Negarlo sólo ayuda a perpetuar la idea de que estos libros son «sagrados», «nobles», «inerrables» y «perfectos». De este modo siempre habrá quien se tome a pecho los mandamientos que incitan al odio por sobre algún versículo particular que pueda parecer más pacífico.

No es sorpresa que ningún estado islámico pueda condenar abiertamente esos versos del Corán o de los Hadices, de la misma forma que el Vaticano no es capaz de denunciar como inmorales los mandamientos de Levítico, los pasajes homofóbicos en la Epístola a los Romanos, ni mucho menos firmar la Carta Internacional de los Derechos Humanos en relación con la no discriminación de mujeres y homosexuales.
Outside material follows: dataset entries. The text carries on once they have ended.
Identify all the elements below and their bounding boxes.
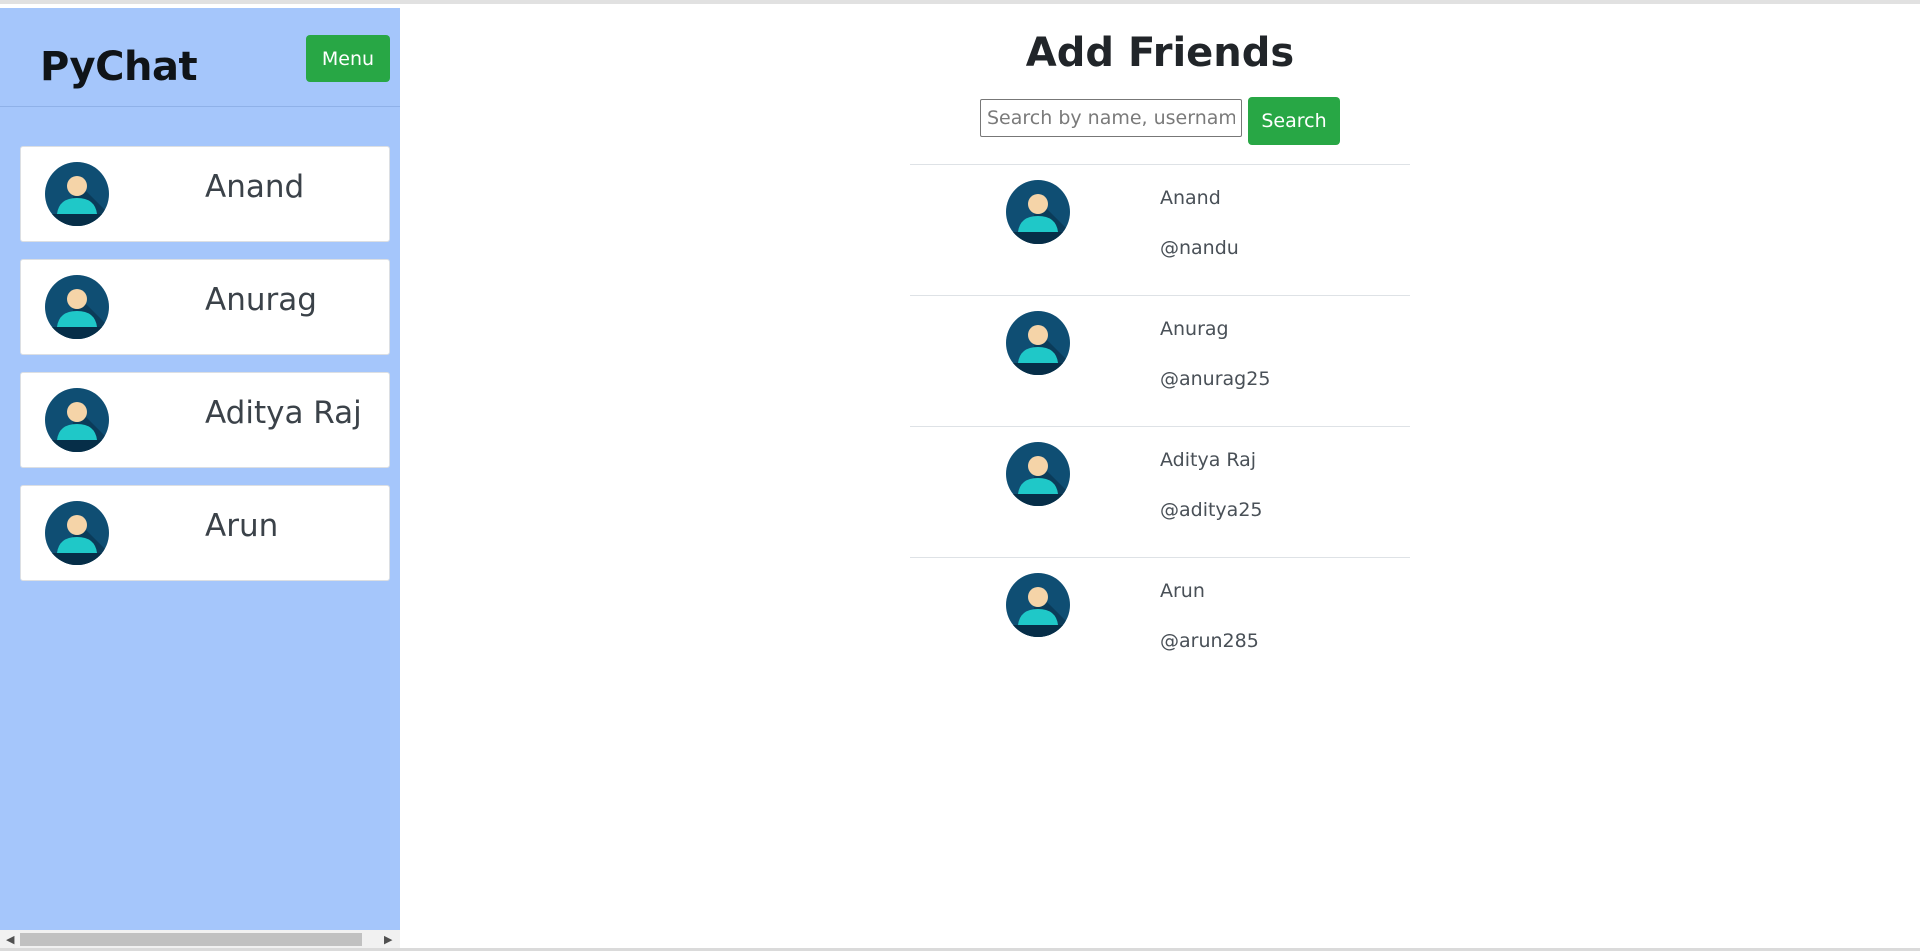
result-item-anurag[interactable]: Anurag @anurag25: [910, 295, 1410, 426]
horizontal-scrollbar[interactable]: ◀ ▶: [0, 930, 400, 948]
menu-button[interactable]: Menu: [306, 35, 390, 82]
sidebar: PyChat Menu Anand Anurag Aditya Raj Arun: [0, 8, 400, 930]
scrollbar-thumb[interactable]: [20, 933, 362, 946]
scroll-left-arrow-icon[interactable]: ◀: [6, 933, 14, 946]
chat-item-anand[interactable]: Anand: [20, 146, 390, 242]
result-name: Anurag: [1160, 318, 1229, 340]
user-avatar-icon: [45, 162, 109, 226]
search-results-list: Anand @nandu Anurag @anurag25 Aditya Raj…: [910, 164, 1410, 688]
user-avatar-icon: [45, 275, 109, 339]
scroll-right-arrow-icon[interactable]: ▶: [384, 933, 392, 946]
result-item-arun[interactable]: Arun @arun285: [910, 557, 1410, 688]
search-input[interactable]: [980, 99, 1242, 137]
result-name: Anand: [1160, 187, 1221, 209]
chat-item-name: Anand: [205, 169, 305, 205]
result-username: @arun285: [1160, 630, 1259, 652]
result-item-anand[interactable]: Anand @nandu: [910, 164, 1410, 295]
app-frame: PyChat Menu Anand Anurag Aditya Raj Arun…: [0, 0, 1920, 951]
sidebar-header: PyChat Menu: [0, 8, 400, 107]
user-avatar-icon: [1006, 442, 1070, 506]
result-name: Arun: [1160, 580, 1205, 602]
result-username: @aditya25: [1160, 499, 1263, 521]
chat-item-arun[interactable]: Arun: [20, 485, 390, 581]
chat-item-name: Arun: [205, 508, 279, 544]
user-avatar-icon: [1006, 311, 1070, 375]
result-username: @nandu: [1160, 237, 1239, 259]
chat-item-name: Aditya Raj: [205, 395, 362, 431]
user-avatar-icon: [1006, 573, 1070, 637]
chat-item-name: Anurag: [205, 282, 317, 318]
app-brand: PyChat: [40, 44, 198, 90]
user-avatar-icon: [1006, 180, 1070, 244]
result-item-aditya-raj[interactable]: Aditya Raj @aditya25: [910, 426, 1410, 557]
result-username: @anurag25: [1160, 368, 1271, 390]
user-avatar-icon: [45, 388, 109, 452]
main-panel: Add Friends Search Anand @nandu: [400, 8, 1920, 930]
user-avatar-icon: [45, 501, 109, 565]
chat-item-aditya-raj[interactable]: Aditya Raj: [20, 372, 390, 468]
chat-list: Anand Anurag Aditya Raj Arun: [20, 146, 390, 598]
search-button[interactable]: Search: [1248, 97, 1340, 145]
chat-item-anurag[interactable]: Anurag: [20, 259, 390, 355]
page-title: Add Friends: [1025, 30, 1295, 76]
result-name: Aditya Raj: [1160, 449, 1257, 471]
La solución, obviamente, no es salir a quemar los libros que no nos gusten, sino todo lo contrario: leerlos con pensamiento crítico; estudiar y cuestionar estos textos a la luz de la ciencia y de los valores humanistas a los que aspiramos como sociedad; tener el coraje de analizar los versos que incitan a odiar por diferencias religiosas, por orientación sexual, e incluso a tomar esclavos, asesinar y someter mujeres, y decir rotundamente que tales ideas no pueden subsistir en una sociedad moderna, ni mucho menos llamarse «sagradas».